So over the last few months I’ve come to realize that the most important thing to me within a video game is the soundtrack, the ambient sounds in which can be heard, and the general mood that is created through these sounds as well as the aesthetics of the game. It’s the art style, and the ambient sounds and soundtrack that fuse together to create the general tone and atmosphere of a game. They make the world that you’re delving deep into come alive, and they give the soul to the experience itself. At least in my opinion. I often find myself simply listening to ambient sounds of a game on YouTube, or the official soundtrack itself so often. I reflect on the emotions that I feel as a result of playing these games, and I take vast amounts of inspiration from these worlds at the same time, which I then spin into writings that I enjoy to create. It’s for these reasons that I have decided to venture out unto a journey where I write about my favourite video game atmospheres and aesthetics in a new series called AAA games (Atmospheres and Aesthetics)
To get this series off the ground, I wanted to start with an incredible game that has an extremely in your face tone to it the entire time. The DOOM series was re-booted earlier in 2016, and the game features an explosive soundtrack in which was composed by the extremely talented Mick Gordon. As modern metal riffs fill your ears, you’re encouraged to continue mowing down all in your path. The absolutely devastating sound of an 8-string guitar’s lowest string being smashed constantly gives the player the motivation to continue traversing their way through this hellish world. People say that many different games make you feel like a true hero or “badass”, however in my opinion, DOOM truly lives up to that claim; through fast fast paced smooth, gore filled gameplay, and a melodic, eerie, and low toned soundtrack. DOOM makes you feel like a badass more than any other game has managed to over the last couple of years.

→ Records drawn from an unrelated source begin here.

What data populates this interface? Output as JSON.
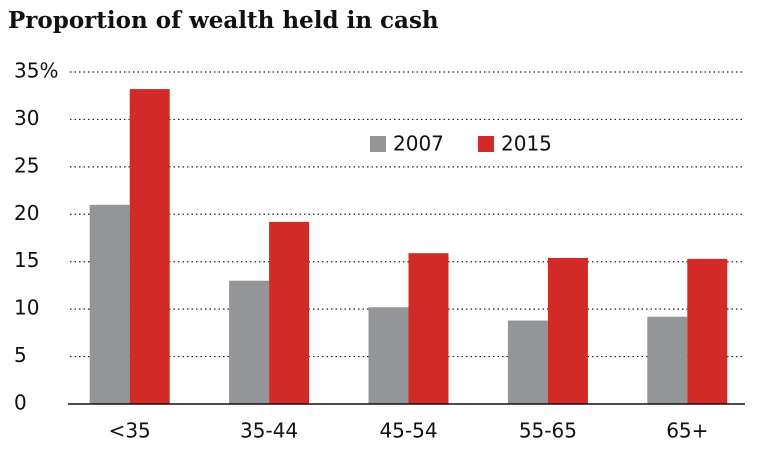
{
  "chart_data": {
    "type": "bar",
    "title": "Proportion of wealth held in cash",
    "categories": [
      "<35",
      "35-44",
      "45-54",
      "55-65",
      "65+"
    ],
    "series": [
      {
        "name": "2007",
        "color": "#939598",
        "values": [
          21,
          13,
          10.2,
          8.8,
          9.2
        ]
      },
      {
        "name": "2015",
        "color": "#d22b27",
        "values": [
          33.2,
          19.2,
          15.9,
          15.4,
          15.3
        ]
      }
    ],
    "ylim": [
      0,
      35
    ],
    "yticks": [
      0,
      5,
      10,
      15,
      20,
      25,
      30,
      {
        "value": 35,
        "label": "35%"
      }
    ],
    "grid": true
  }
}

Crimson blood stains tattoo the surfaces that you climb and sprint past, while the sky above is cracked open with pure hell energy pouring out of it. The game is pure mayhem and it truly doesn’t let up. However if you just stand still in an area after you’ve cleared it out of the demons that sprawled themselves around it, and take in the smokey, deep orange ruins of the world that sort of remind me of The Pitt from Fallout 3, but with a slightly deeper and darker colour tone, then you’ll hear the howling of the winds, combining with occasional audio flashes of synthesized ambiance. There’s an edge to this ambiance. It’s relaxing to listen to, but when you’re in the game, and you’re staring out into the distance at a broken, desolate world, you are reminded through the ambient music that hell awaits around every corner. I was watching Mick Gordon’s Pax Australia panel from this year and he was discussing the DOOM soundtrack. Something very interesting that he talked about was how the thrash metal riffs that find their way into early DOOM games in 1993, didn’t so much fit into DOOM 2016. Gaming and technology has evolved since then, and so has music, particularly within the Metal scene. I particularly like the following quote from Mick that touched on this.

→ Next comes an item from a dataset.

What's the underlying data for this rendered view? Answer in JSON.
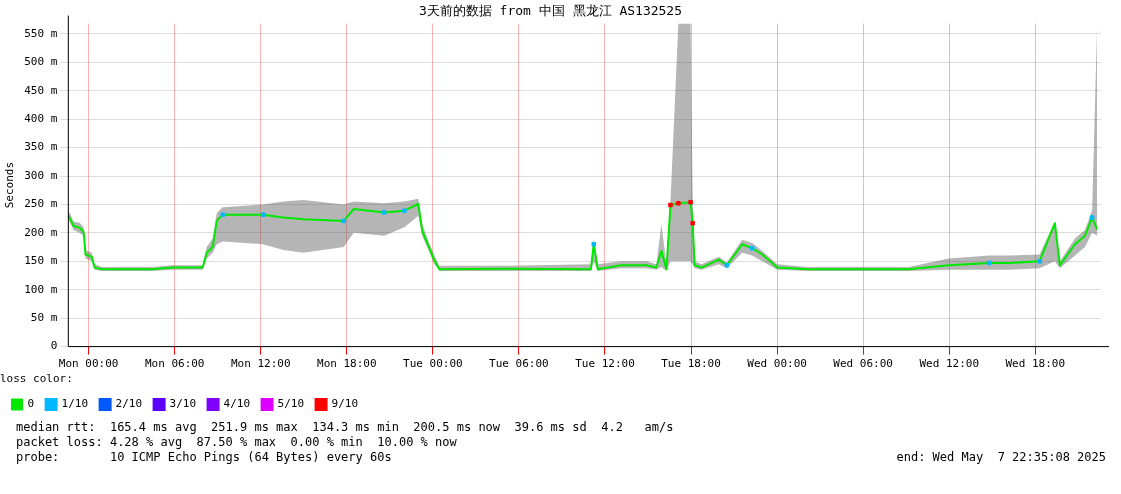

“The difference we realized between DOOM in 2016 and DOOM in 1993, is that you’re the bad guy. The Demon’s are scared of you. You’re the enemy, so the music for that guy needed to be evil music.” Mick Gordon then went on to explain that that’s how the use of 8 string guitars came about. He wanted lower, heavy, mean and evil sounding riffs instead of upbeat Metallica like riffs for DOOM 2016. That whole story and Mick’s Pax Panel in general led to me to realize another reason that I love DOOM. I already knew from the word go that I loved the gameplay, and I fell in love with the OST instantly, however it opened my eyes to the fact that the evolution of games and music have been recognized and combined skilfully. First Person Shooters have only become more and more fluid and smooth over the years, with the opportunity for gore to look very realistic and sickening. While metal music has taken the road of getting lower and heavier all the time with bands like Black Tongue and Meshuggah pioneer this energy filled devastating sound. The two just go hand in hand so so well. It’s the perfect concoction.
The technical side of games doesn’t really fit into this series that I am starting up, however I find it essential to mention that this game runs so well. Even on consoles the game maintains (for the most part) a 60FPS frame rate, despite the constant flow of destruction and enemies, as well as the gorgeous graphics.
Bethesda and Mick Gordon teamed up, and created something of a masterclass level. Smooth, relentless gameplay in a bloody, broken dystopia of a world, combined with modern, low metal riffs, make for something of a masterpiece. The ambient sounds that can be appreciated at quieter points of the game, are eerie and relatively spooky. The sounds remind the player of the hell that they are going to face (literally) and the monsters and enemies displayed are brilliant representations of hell. DOOM overall is an amazing game; one that I feel developers across the world could learn a thing or two from.